1. Technical Field
The present invention relates to a semiconductor memory, and more particularly, to a memory module and method of mounting a memory device on a printed circuit board (PCB) to form the memory module, which is capable of substantially reducing unnecessary routing space.
2. Description of the Background
Modern computer systems require rapid operating speed and high frequency operation. Computer systems commonly employ memory devices such as DRAMs (Dynamic Random Access Memory devices) as a main system memory. Such DRAM devices have developed into synchronous DRAM (SRAM) devices, double data rate SDRAM devices, and Rambus DRAM (hereinafter, referred to as ‘RDD’) devices, to obtain high performance operation that is required for a computer system.
In an RDD, a plurality of RDDs are arranged in a series array on a bus line of a memory system such as a Rambus system. Operation of respective RDDs is controlled by a packet signal of which signals are sequentially received during a predefined signal section. The respective RDDs input and output data respectively and independently. Currently a RiMM (Rambus inline memory module) that is used as a module of computer system is constructed of RDDs. In the RDDs, consecutive data is provided sequentially from a single data pin, and transmission rate, or bandwidth, is determined by the speed of the consecutively provided data and by the number of data pins.
FIG. 1 illustrates the configuration of a general Rambus system. Referring to FIG. 1, a RiMM applied to a Rambus system is formed by disposing several. RDDs on a common PCB at predefined intervals and by sequentially connecting the RDDs using various packaging technologies that include, for example, interconnects in the form of pins or balls. The RDD is thus obtained and operates under the control of command signals that are synchronized to clock signals and that are transferred through a transmission line that is connected to a controller.
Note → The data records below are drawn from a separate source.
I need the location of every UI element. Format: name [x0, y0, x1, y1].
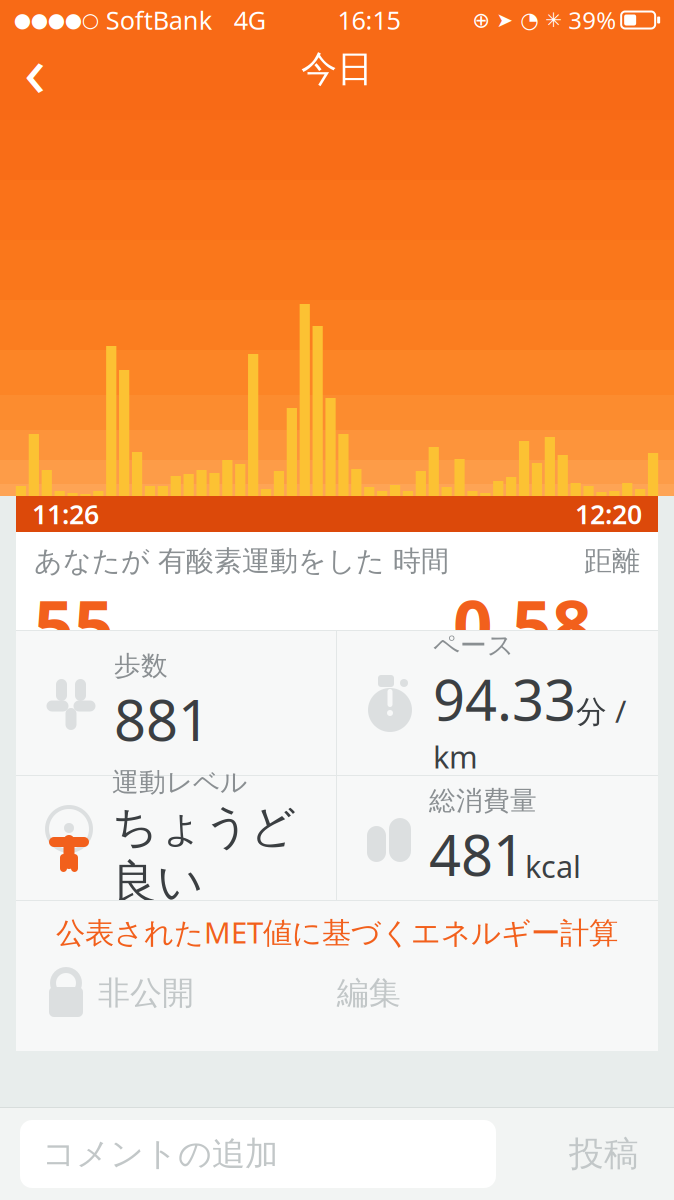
staticText: 94.33	[433, 662, 576, 736]
staticText: 16:15	[338, 3, 400, 37]
button[interactable]: 非公開	[16, 963, 194, 1023]
staticText: ➤	[490, 9, 513, 31]
staticText: 歩数	[114, 649, 168, 682]
staticText: 11:26	[32, 496, 99, 532]
staticText: kcal	[525, 846, 581, 886]
button[interactable]: 編集	[309, 963, 429, 1023]
staticText: ペース	[433, 629, 514, 662]
staticText: ‹	[24, 21, 46, 117]
staticText: ✳	[539, 9, 562, 31]
button[interactable]: 戻る	[0, 40, 70, 98]
staticText: 0.58	[453, 578, 592, 670]
button[interactable]: コメントの追加	[20, 1120, 496, 1188]
button[interactable]: 公表されたMET値に基づくエネルギー計算	[16, 901, 658, 963]
button[interactable]: 投稿	[534, 1120, 674, 1188]
staticText: 総消費量	[429, 784, 537, 817]
staticText: コメントの追加	[42, 1134, 278, 1174]
staticText: あなたが 有酸素運動をした 時間	[34, 544, 449, 578]
staticText: 481	[429, 817, 525, 892]
staticText: 分	[114, 627, 145, 664]
staticText: 距離	[584, 544, 640, 578]
staticText: ⊕	[472, 8, 490, 32]
staticText: 非公開	[98, 973, 194, 1013]
staticText: Km	[592, 624, 640, 664]
staticText: 881	[114, 682, 210, 757]
staticText: 編集	[337, 973, 401, 1013]
staticText: 運動レベル	[112, 766, 247, 799]
staticText: 投稿	[569, 1133, 639, 1175]
staticText: SoftBank	[99, 3, 213, 37]
staticText: ちょうど良い	[112, 799, 296, 910]
staticText: ◔	[513, 8, 539, 32]
staticText: km	[433, 736, 478, 777]
staticText: 55	[34, 578, 114, 670]
staticText: 今日	[301, 47, 373, 91]
staticText: ●●●●○	[14, 9, 99, 31]
staticText: 12:20	[575, 496, 642, 532]
staticText: 39%	[562, 4, 616, 36]
staticText: 4G	[213, 3, 266, 37]
staticText: 分 /	[576, 690, 626, 731]
staticText: 公表されたMET値に基づくエネルギー計算	[56, 912, 618, 952]
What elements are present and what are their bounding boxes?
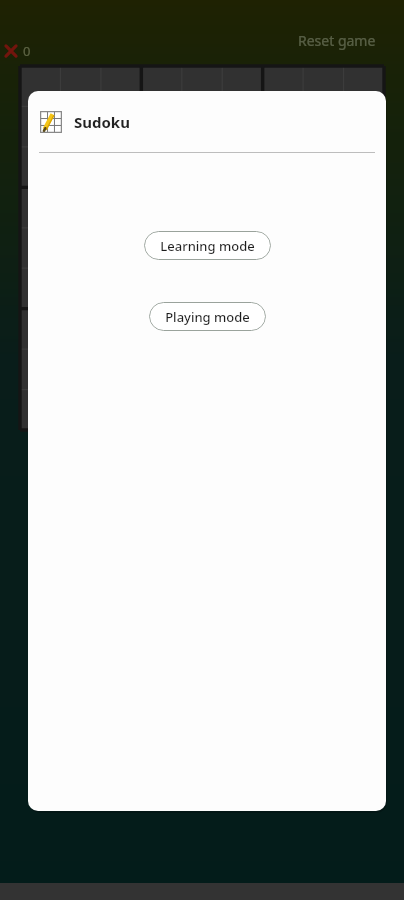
other: Sudoku xyxy=(38,109,64,135)
button[interactable]: Reset game xyxy=(292,28,382,53)
button[interactable]: Learning mode xyxy=(144,231,271,260)
staticText: Reset game xyxy=(298,31,376,50)
button[interactable]: Playing mode xyxy=(149,302,266,331)
staticText: Playing mode xyxy=(165,308,250,326)
staticText: Sudoku xyxy=(74,112,130,132)
staticText: 0 xyxy=(23,42,31,60)
staticText: Learning mode xyxy=(160,237,255,255)
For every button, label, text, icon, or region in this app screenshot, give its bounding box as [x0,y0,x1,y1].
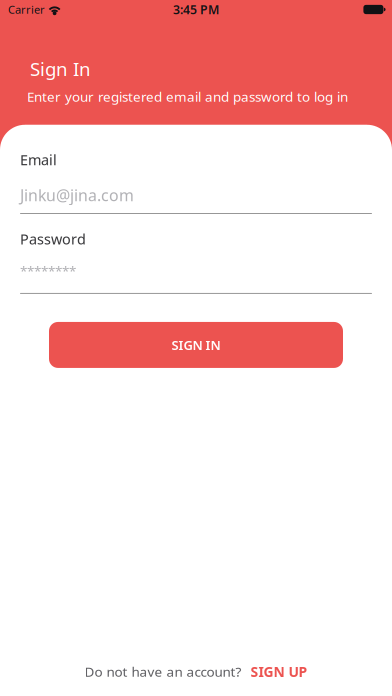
staticText: SIGN UP [250,662,308,681]
staticText: SIGN IN [172,336,220,354]
staticText: Enter your registered email and password… [27,87,348,106]
button[interactable]: SIGN UP [250,662,308,681]
staticText: Jinku@jina.com [20,184,134,206]
staticText: Carrier [8,2,45,17]
staticText: 3:45 PM [173,1,219,18]
staticText: Do not have an account? [84,662,242,681]
staticText: Password [20,229,86,249]
staticText: ******** [20,262,76,280]
staticText: Email [20,150,57,169]
staticText: Sign In [30,56,91,81]
button[interactable]: SIGN IN [49,322,343,368]
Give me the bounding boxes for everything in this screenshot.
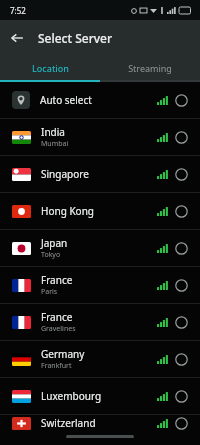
- button[interactable]: Back: [0, 21, 34, 55]
- staticText: Hong Kong: [41, 204, 94, 218]
- button[interactable]: Hong Kong: [0, 193, 200, 229]
- staticText: India: [41, 125, 65, 139]
- staticText: Tokyo: [41, 250, 61, 260]
- staticText: France: [41, 310, 73, 324]
- button[interactable]: India: [0, 119, 200, 155]
- staticText: Luxembourg: [41, 389, 102, 403]
- button[interactable]: Japan: [0, 230, 200, 266]
- button[interactable]: Singapore: [0, 156, 200, 192]
- button[interactable]: Luxembourg: [0, 378, 200, 414]
- staticText: Location: [32, 62, 69, 74]
- button[interactable]: Location: [0, 56, 100, 80]
- button[interactable]: Auto select: [0, 82, 200, 118]
- staticText: Switzerland: [41, 416, 96, 430]
- button[interactable]: Streaming: [100, 56, 200, 80]
- staticText: Select Server: [38, 30, 113, 46]
- button[interactable]: France: [0, 267, 200, 303]
- button[interactable]: Germany: [0, 341, 200, 377]
- staticText: Singapore: [41, 167, 89, 181]
- button[interactable]: France: [0, 304, 200, 340]
- staticText: Gravelines: [41, 324, 76, 334]
- staticText: Japan: [41, 236, 68, 250]
- staticText: Frankfurt: [41, 361, 72, 371]
- staticText: Auto select: [40, 93, 92, 107]
- staticText: 7:52: [10, 5, 26, 16]
- staticText: Mumbai: [41, 139, 69, 149]
- staticText: France: [41, 273, 73, 287]
- staticText: Streaming: [128, 62, 172, 74]
- staticText: Germany: [41, 347, 85, 361]
- staticText: Paris: [41, 287, 58, 297]
- button[interactable]: Switzerland: [0, 415, 200, 431]
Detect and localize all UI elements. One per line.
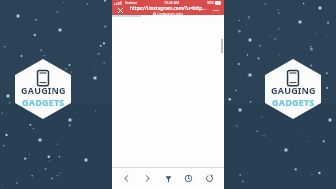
button[interactable]: Back: [118, 168, 135, 188]
staticText: GAUGING: [21, 84, 66, 96]
staticText: 96%: [207, 0, 214, 5]
button[interactable]: More options: [208, 5, 224, 15]
button[interactable]: Gauging Gadgets logo: [265, 59, 321, 119]
staticText: GADGETS: [22, 96, 65, 108]
staticText: Verizon: [125, 0, 138, 5]
staticText: https://l.instagram.com/?u=http...: [130, 5, 206, 11]
staticText: GAUGING: [271, 84, 316, 96]
staticText: l.instagram.com: [157, 11, 183, 15]
staticText: GADGETS: [272, 96, 315, 108]
button[interactable]: Close: [112, 5, 128, 15]
button[interactable]: Reload: [201, 168, 218, 188]
button[interactable]: Share: [160, 168, 177, 188]
button[interactable]: https://l.instagram.com/?u=http...: [128, 5, 208, 15]
button[interactable]: Gauging Gadgets logo: [15, 59, 71, 119]
button[interactable]: History: [180, 168, 197, 188]
button[interactable]: Forward: [139, 168, 156, 188]
staticText: 10:36 AM: [164, 0, 180, 5]
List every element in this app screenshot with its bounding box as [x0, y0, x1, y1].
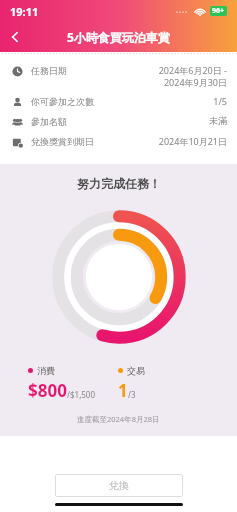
- staticText: 兌換獎賞到期日: [31, 136, 158, 147]
- staticText: 你可參加之次數: [31, 96, 213, 107]
- staticText: 未滿: [209, 115, 227, 126]
- staticText: 努力完成任務！: [77, 176, 161, 191]
- staticText: 5小時食買玩泊車賞: [67, 29, 170, 45]
- staticText: /3: [128, 389, 136, 400]
- staticText: 96+: [212, 6, 225, 16]
- staticText: 任務日期: [31, 65, 158, 76]
- button[interactable]: 任務日期: [0, 61, 237, 92]
- staticText: 參加名額: [31, 116, 209, 127]
- staticText: 消費: [37, 365, 55, 376]
- button[interactable]: 兌換: [55, 474, 183, 497]
- staticText: 1: [118, 379, 128, 402]
- staticText: 19:11: [10, 4, 39, 19]
- button[interactable]: 兌換獎賞到期日: [0, 132, 237, 152]
- staticText: 1/5: [213, 95, 227, 107]
- button[interactable]: Back: [0, 22, 30, 52]
- staticText: $800: [28, 379, 67, 402]
- staticText: 交易: [127, 365, 145, 376]
- staticText: 進度截至2024年8月28日: [77, 414, 160, 424]
- staticText: /$1,500: [67, 389, 95, 400]
- staticText: 兌換: [109, 479, 129, 492]
- button[interactable]: 參加名額: [0, 112, 237, 132]
- button[interactable]: 你可參加之次數: [0, 92, 237, 112]
- staticText: 2024年6月20日 - 2024年9月30日: [158, 64, 227, 89]
- staticText: 2024年10月21日: [158, 135, 227, 147]
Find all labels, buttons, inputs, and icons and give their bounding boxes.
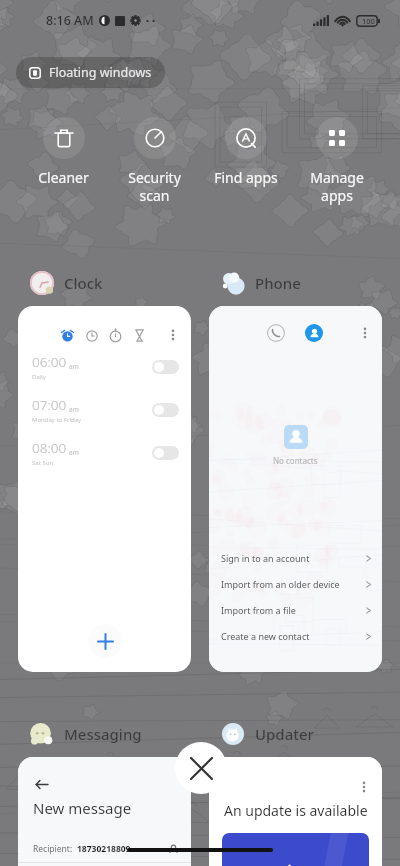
staticText: Import from an older device [221,578,340,590]
staticText: Floating windows [49,64,152,81]
button[interactable]: Back [18,757,191,866]
staticText: 06:00 [32,353,67,371]
button[interactable]: Cleaner [18,117,109,187]
button[interactable]: Toggle alarm [152,446,179,460]
staticText: No contacts [273,455,318,466]
staticText: Clock [64,273,103,293]
button[interactable]: Stopwatch [108,328,123,343]
staticText: Messaging [64,724,142,744]
button[interactable]: Toggle alarm [152,360,179,374]
staticText: 18730218809 [77,843,131,855]
button[interactable]: Alarm [18,306,191,672]
button[interactable]: More options [356,779,372,795]
staticText: 08:00 [32,439,67,457]
button[interactable]: Back [31,774,51,794]
staticText: Manage apps [310,168,364,205]
button[interactable]: Add alarm [88,624,122,658]
staticText: An update is available [224,801,368,820]
staticText: Create a new contact [221,630,310,642]
staticText: 07:00 [32,396,67,414]
button[interactable]: More options [357,325,373,341]
button[interactable]: Security scan [109,117,200,205]
button[interactable]: Manage apps [291,117,382,205]
button[interactable]: Timer [132,328,147,343]
button[interactable]: More options [209,757,382,866]
button[interactable]: Import from a file [209,597,382,623]
button[interactable]: Close all [175,742,227,794]
staticText: New message [33,798,132,818]
staticText: Updater [255,724,314,744]
staticText: am [69,405,79,414]
staticText: am [69,448,79,457]
button[interactable]: Clock [84,328,99,343]
button[interactable]: Contacts [305,324,323,342]
button[interactable]: More options [165,327,181,343]
staticText: Security scan [128,168,181,205]
staticText: Sat Sun [32,459,54,467]
staticText: Daily [32,373,46,381]
button[interactable]: Dialer [267,324,285,342]
button[interactable]: Dialer [209,306,382,672]
button[interactable]: Alarm [60,328,75,343]
staticText: Import from a file [221,604,296,616]
button[interactable]: Toggle alarm [152,403,179,417]
staticText: Monday to Friday [32,416,82,424]
staticText: am [69,362,79,371]
staticText: Recipient: [33,843,73,855]
staticText: Sign in to an account [221,552,310,564]
staticText: 8:16 AM [46,12,94,29]
staticText: Phone [255,273,301,293]
button[interactable]: Import from an older device [209,571,382,597]
button[interactable]: Floating windows [16,57,165,88]
staticText: Cleaner [38,168,89,187]
staticText: 100 [362,16,375,26]
button[interactable]: Create a new contact [209,623,382,649]
button[interactable]: Find apps [200,117,291,187]
button[interactable]: Sign in to an account [209,545,382,571]
staticText: Find apps [214,168,278,187]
FIG. 2 illustrates a RiMM constructed of existing memory. As shown in FIG. 2, a plurality of RDDs are arrayed on bus lines BUS1, BUS2 and BUS3 of a memory system. To connect a first RDD and a connector tab 21 of the PCB for a memory device formed according to existing packaging technology, a bus line BUS3 is directed straight in an upward direction from the tab 21 and then is bent by 90°, and routed to the first RDD; thus requiring a large amount of routing space in an unpopulated portion 20 of the PCB. Similarly, to connect the last RDD to a connector tab of the PCB, routing space is likewise consumed in a distal, unpopulated portion of the PCB. In other words, modules require routing space in unpopulated portions of both ends of the PCB.
FIG. 3 is a photograph of a RiMM device that includes memory devices that are fabricated according to conventional techniques. With reference to FIG. 3, a portion of bus lines 30 is not connected to the RDD due to a lack of space. As described above, even if a smallest size rule is applied to a limited PCB size, it is difficult to design a RiMM product owing to the difficulty in ensuring routing space on both ends of the PCB. Thus, the product device density is lowered. Any required increase in RiMM size negatively impacts the fabrication cost of a computer system.
In a system environment having many mounted RDDs, a transmission line to form a bus line for connecting between an RDD and a tab on both ends of PCB is necessarily wider than that of a transmission line to form a bus line for connecting between mutual RDDs. A wider bus line is required between the devices and tabs for impedance-matching reasons. When a length of the transmission line forming a thick bus line increases, attenuation of a data signal greatly increases.